Users can create custom TaskFlow collections by:
- Adding new Python files in the
taskflow_collections
directory. - Defining classes with methods that return operator code snippets.
- Importing and utilizing these classes in the main DAG generation script.
Aspect | Test DAG Generator | Composer Workload Simulator |
---|---|---|
Complexity | Simple random DAG generation with basic configurations | Advanced DAG generation with detailed configurations |
Customization | Limited to predefined operators and randomness | Highly customizable TaskFlows and operator collections |
Use Case | Quick stress-testing with random workloads | Simulating specific workloads to estimate environment sizing |
Configuration Format | JSON | YAML |
Helper Scripts | Includes bash scripts for triggering and pausing DAGs | Focused on DAG generation; deployment handled separately |
Extensibility | Less emphasis on extending functionality | Designed for extensibility with custom TaskFlows |
Ideal For | Testing parallelism and basic DAG behavior | Mimicking real-world pipelines and performance tuning |
-
Use the Test DAG Generator if:
- You need to quickly generate a large number of DAGs for stress-testing.
- Your testing requirements are straightforward, and you prefer simplicity.
- You want to simulate workloads with random operator selection and basic configurations.
-
Use the Composer Workload Simulator if:
- You require a high degree of customization in your DAGs and tasks.
- You are aiming to closely replicate your production workloads for accurate testing.
- You need to estimate and optimize your Composer environment sizing based on specific workloads.
- You want the ability to create and use custom TaskFlows, including GCP-specific operators.
- Python Version: Both solutions require Python 3.7 or higher.
- Google Cloud Composer: Compatible with Cloud Composer 2 or higher.
- Airflow Knowledge: Familiarity with Apache Airflow concepts is recommended.
- Dependencies: May require additional Python packages depending on the custom TaskFlows used.
- Permissions: Ensure you have the necessary permissions to deploy DAGs and manage resources in your GCP project.

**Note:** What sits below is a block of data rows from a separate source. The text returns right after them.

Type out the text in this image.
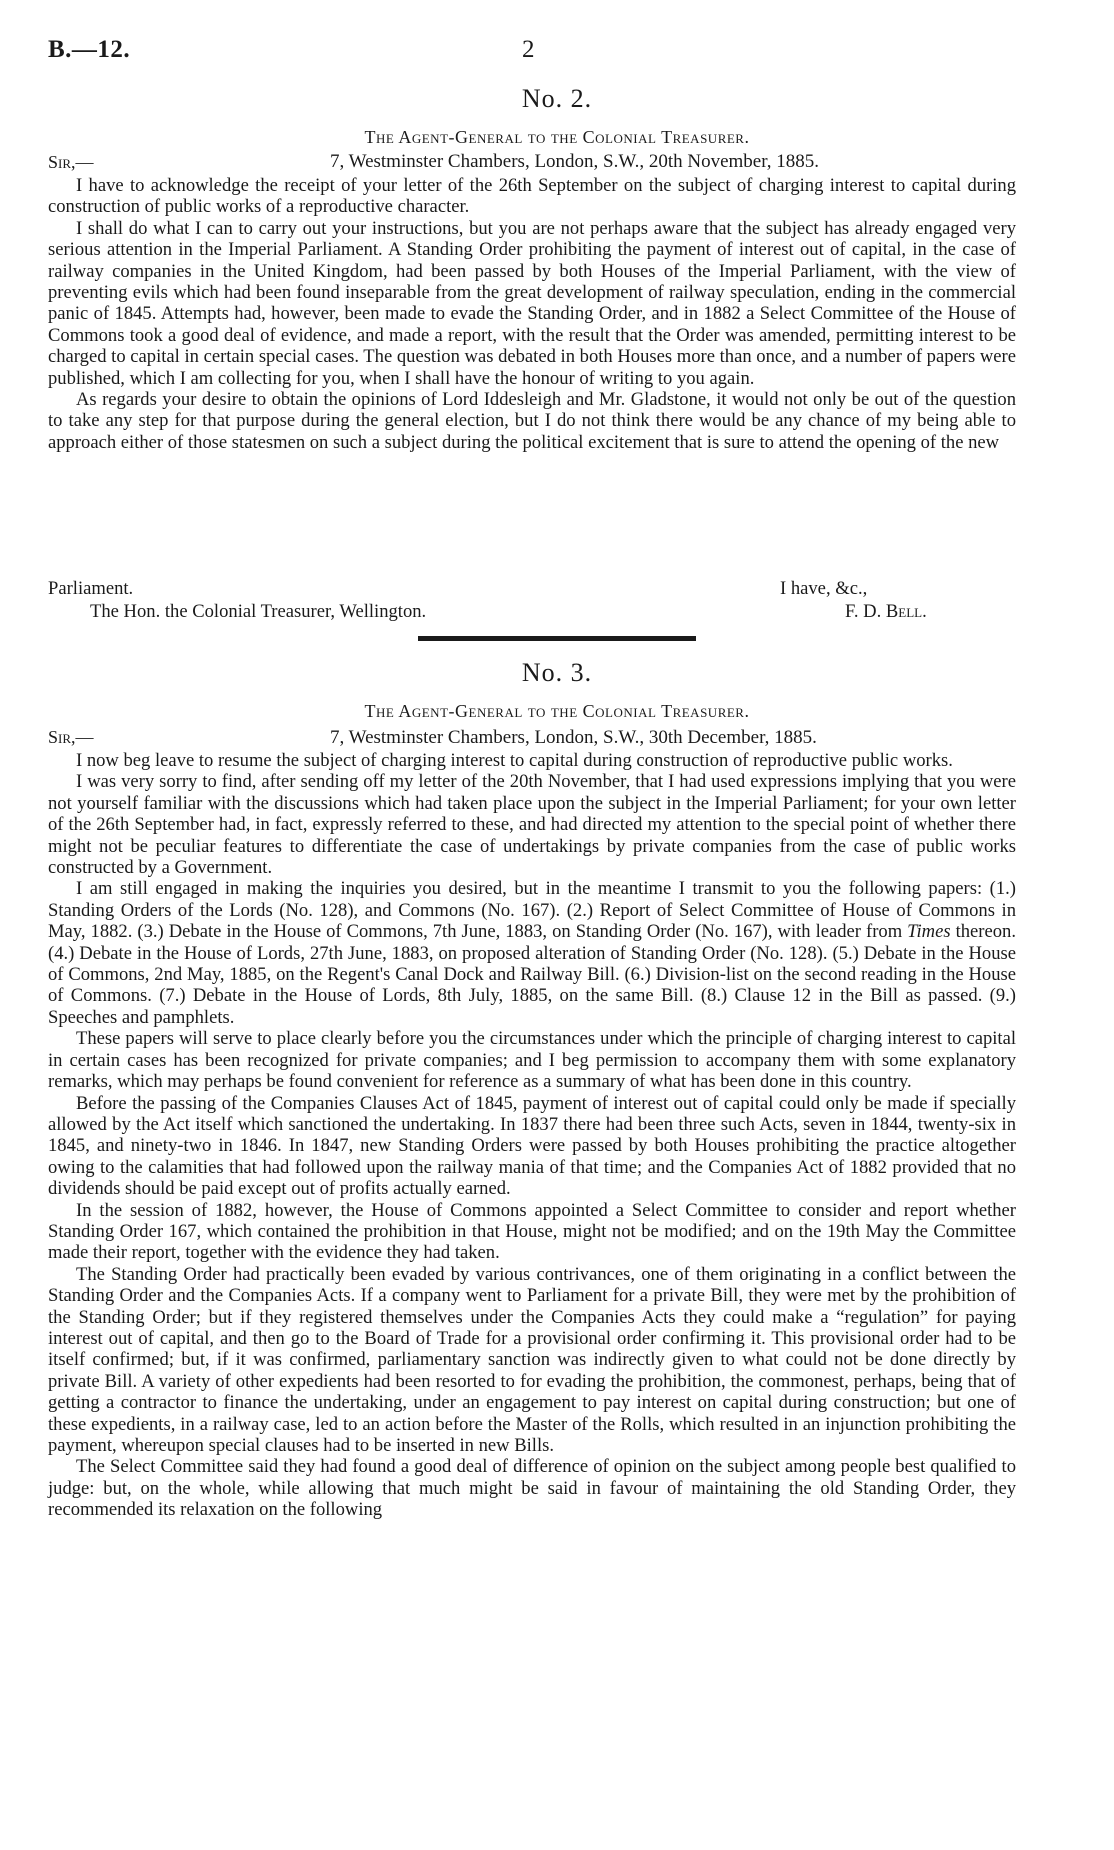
B.—12.	2
No. 2.
The Agent-General to the Colonial Treasurer.
Sir,—	7, Westminster Chambers, London, S.W., 20th November, 1885.

I have to acknowledge the receipt of your letter of the 26th September on the subject of charging interest to capital during construction of public works of a reproductive character.

I shall do what I can to carry out your instructions, but you are not perhaps aware that the subject has already engaged very serious attention in the Imperial Parliament. A Standing Order prohibiting the payment of interest out of capital, in the case of railway companies in the United Kingdom, had been passed by both Houses of the Imperial Parliament, with the view of preventing evils which had been found inseparable from the great development of railway speculation, ending in the commercial panic of 1845. Attempts had, however, been made to evade the Standing Order, and in 1882 a Select Committee of the House of Commons took a good deal of evidence, and made a report, with the result that the Order was amended, permitting interest to be charged to capital in certain special cases. The question was debated in both Houses more than once, and a number of papers were published, which I am collecting for you, when I shall have the honour of writing to you again.

As regards your desire to obtain the opinions of Lord Iddesleigh and Mr. Gladstone, it would not only be out of the question to take any step for that purpose during the general election, but I do not think there would be any chance of my being able to approach either of those statesmen on such a subject during the political excitement that is sure to attend the opening of the new

Parliament.	I have, &c.,
The Hon. the Colonial Treasurer, Wellington.	F. D. Bell.
No. 3.
The Agent-General to the Colonial Treasurer.
Sir,—	7, Westminster Chambers, London, S.W., 30th December, 1885.

I now beg leave to resume the subject of charging interest to capital during construction of reproductive public works.

I was very sorry to find, after sending off my letter of the 20th November, that I had used expressions implying that you were not yourself familiar with the discussions which had taken place upon the subject in the Imperial Parliament; for your own letter of the 26th September had, in fact, expressly referred to these, and had directed my attention to the special point of whether there might not be peculiar features to differentiate the case of undertakings by private companies from the case of public works constructed by a Government.

I am still engaged in making the inquiries you desired, but in the meantime I transmit to you the following papers: (1.) Standing Orders of the Lords (No. 128), and Commons (No. 167). (2.) Report of Select Committee of House of Commons in May, 1882. (3.) Debate in the House of Commons, 7th June, 1883, on Standing Order (No. 167), with leader from Times thereon. (4.) Debate in the House of Lords, 27th June, 1883, on proposed alteration of Standing Order (No. 128). (5.) Debate in the House of Commons, 2nd May, 1885, on the Regent's Canal Dock and Railway Bill. (6.) Division-list on the second reading in the House of Commons. (7.) Debate in the House of Lords, 8th July, 1885, on the same Bill. (8.) Clause 12 in the Bill as passed. (9.) Speeches and pamphlets.

These papers will serve to place clearly before you the circumstances under which the principle of charging interest to capital in certain cases has been recognized for private companies; and I beg permission to accompany them with some explanatory remarks, which may perhaps be found convenient for reference as a summary of what has been done in this country.

Before the passing of the Companies Clauses Act of 1845, payment of interest out of capital could only be made if specially allowed by the Act itself which sanctioned the undertaking. In 1837 there had been three such Acts, seven in 1844, twenty-six in 1845, and ninety-two in 1846. In 1847, new Standing Orders were passed by both Houses prohibiting the practice altogether owing to the calamities that had followed upon the railway mania of that time; and the Companies Act of 1882 provided that no dividends should be paid except out of profits actually earned.

In the session of 1882, however, the House of Commons appointed a Select Committee to consider and report whether Standing Order 167, which contained the prohibition in that House, might not be modified; and on the 19th May the Committee made their report, together with the evidence they had taken.

The Standing Order had practically been evaded by various contrivances, one of them originating in a conflict between the Standing Order and the Companies Acts. If a company went to Parliament for a private Bill, they were met by the prohibition of the Standing Order; but if they registered themselves under the Companies Acts they could make a “regulation” for paying interest out of capital, and then go to the Board of Trade for a provisional order confirming it. This provisional order had to be itself confirmed; but, if it was confirmed, parliamentary sanction was indirectly given to what could not be done directly by private Bill. A variety of other expedients had been resorted to for evading the prohibition, the commonest, perhaps, being that of getting a contractor to finance the undertaking, under an engagement to pay interest on capital during construction; but one of these expedients, in a railway case, led to an action before the Master of the Rolls, which resulted in an injunction prohibiting the payment, whereupon special clauses had to be inserted in new Bills.

The Select Committee said they had found a good deal of difference of opinion on the subject among people best qualified to judge: but, on the whole, while allowing that much might be said in favour of maintaining the old Standing Order, they recommended its relaxation on the following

Both the Test DAG Generator and the Composer Workload Simulator are powerful tools to help you generate and simulate workloads in Cloud Composer environments. Your choice between them should be guided by your specific needs:
- If you need a quick and straightforward way to generate test DAGs with minimal setup, the Test DAG Generator is suitable.
- If you require a more detailed and customizable simulation of your workloads, with the ability to define complex TaskFlows and operators, the Composer Workload Simulator is the better choice.
By leveraging these tools, you can:
- Test and Validate: Ensure your Composer environment can handle your workloads.
- Optimize Performance: Identify bottlenecks and adjust configurations for optimal performance.
- Build Confidence: Gain trust in Composer's ability to manage your data pipelines effectively.
Note: Always monitor your Composer environment after deploying generated workloads to observe the impact and make necessary adjustments. Consider cost implications when running extensive simulations.
For more detailed instructions, refer to the respective project repositories and documentation.